Here are a few axioms of choice theory:

  • The only person whose behavior we can control is our own. No one can make us do anything we don't want to do. (Even martyrs chose death rather than recant some belief thus proving a person cannot be forced to choose something she doesn't want to choose).

  • All we can give or get from other people is information. How we deal with the information is our choice.

  • All long lasting psychological problems are relationship problems. A partial cause of many other problems, such as pain, fatigue, weakness, and some chronic relationship problems.

  • The problem relationship is always a current one.

  • What happened in the past that was painful has a great deal to do with what we are today, but revisiting the painful past can contribute little or nothing to what we need to do now: improve an important, present relationship.
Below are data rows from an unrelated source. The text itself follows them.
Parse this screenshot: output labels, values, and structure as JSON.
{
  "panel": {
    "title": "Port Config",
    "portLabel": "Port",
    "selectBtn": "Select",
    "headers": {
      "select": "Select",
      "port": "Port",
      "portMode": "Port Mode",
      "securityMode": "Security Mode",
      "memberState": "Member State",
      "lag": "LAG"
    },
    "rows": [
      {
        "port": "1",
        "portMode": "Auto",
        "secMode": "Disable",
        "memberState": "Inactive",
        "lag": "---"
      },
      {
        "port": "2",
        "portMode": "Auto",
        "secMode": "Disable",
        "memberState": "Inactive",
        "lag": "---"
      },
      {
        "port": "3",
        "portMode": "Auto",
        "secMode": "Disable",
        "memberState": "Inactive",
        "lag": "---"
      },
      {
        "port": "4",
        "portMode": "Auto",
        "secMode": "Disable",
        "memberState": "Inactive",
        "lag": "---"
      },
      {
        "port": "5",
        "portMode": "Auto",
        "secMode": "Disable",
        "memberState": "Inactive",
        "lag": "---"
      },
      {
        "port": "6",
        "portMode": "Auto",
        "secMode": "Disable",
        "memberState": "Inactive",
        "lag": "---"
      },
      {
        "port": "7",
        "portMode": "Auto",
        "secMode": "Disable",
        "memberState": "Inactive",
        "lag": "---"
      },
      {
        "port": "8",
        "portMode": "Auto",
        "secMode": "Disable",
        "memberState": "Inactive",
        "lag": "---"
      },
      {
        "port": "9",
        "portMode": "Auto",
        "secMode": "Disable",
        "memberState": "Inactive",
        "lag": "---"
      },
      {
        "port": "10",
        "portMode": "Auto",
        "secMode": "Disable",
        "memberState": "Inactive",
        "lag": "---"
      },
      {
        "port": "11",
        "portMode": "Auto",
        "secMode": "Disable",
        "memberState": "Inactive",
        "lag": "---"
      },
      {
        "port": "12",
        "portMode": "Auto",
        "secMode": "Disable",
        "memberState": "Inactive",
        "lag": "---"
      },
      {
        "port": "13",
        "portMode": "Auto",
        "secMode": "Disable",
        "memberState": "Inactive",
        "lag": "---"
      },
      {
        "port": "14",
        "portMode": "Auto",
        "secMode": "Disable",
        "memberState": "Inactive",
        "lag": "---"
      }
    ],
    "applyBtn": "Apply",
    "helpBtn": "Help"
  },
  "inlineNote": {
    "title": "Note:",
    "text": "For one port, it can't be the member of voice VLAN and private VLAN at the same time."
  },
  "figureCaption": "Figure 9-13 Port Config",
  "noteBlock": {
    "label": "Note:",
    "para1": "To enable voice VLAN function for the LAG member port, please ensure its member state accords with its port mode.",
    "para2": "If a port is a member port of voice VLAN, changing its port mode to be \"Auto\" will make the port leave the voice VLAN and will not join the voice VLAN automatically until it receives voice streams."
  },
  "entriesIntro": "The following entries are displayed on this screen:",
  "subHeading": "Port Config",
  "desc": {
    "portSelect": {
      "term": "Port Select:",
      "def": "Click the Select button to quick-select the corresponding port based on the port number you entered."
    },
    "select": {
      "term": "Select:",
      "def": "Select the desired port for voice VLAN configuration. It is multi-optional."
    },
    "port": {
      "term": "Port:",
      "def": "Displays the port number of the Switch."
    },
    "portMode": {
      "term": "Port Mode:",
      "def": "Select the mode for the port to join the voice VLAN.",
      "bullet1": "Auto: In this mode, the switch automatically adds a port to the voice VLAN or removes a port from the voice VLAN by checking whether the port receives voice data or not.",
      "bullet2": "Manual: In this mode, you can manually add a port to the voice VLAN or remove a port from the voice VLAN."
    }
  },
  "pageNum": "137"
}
It is good to revisit the parts of our past that are satisfying but leave what was unhappy alone.

  • All we can do from birth to death is behave. All behavior is total behavior and is made up of four inseparable components: acting, thinking, feeling, and physiology.

  • All total behavior is chosen, but we have direct control only over the thinking and acting components. We can, however control our feelings and physiology indirectly.

These are just a few of the ideas proposed by Glasser. I found the book very easy to read and assimilate. You probably won't agree with everything Glasser says or suggests, but much of what he says makes sense. He also backs his beliefs up by a very effective and successful psychiatric practice of over 40 years.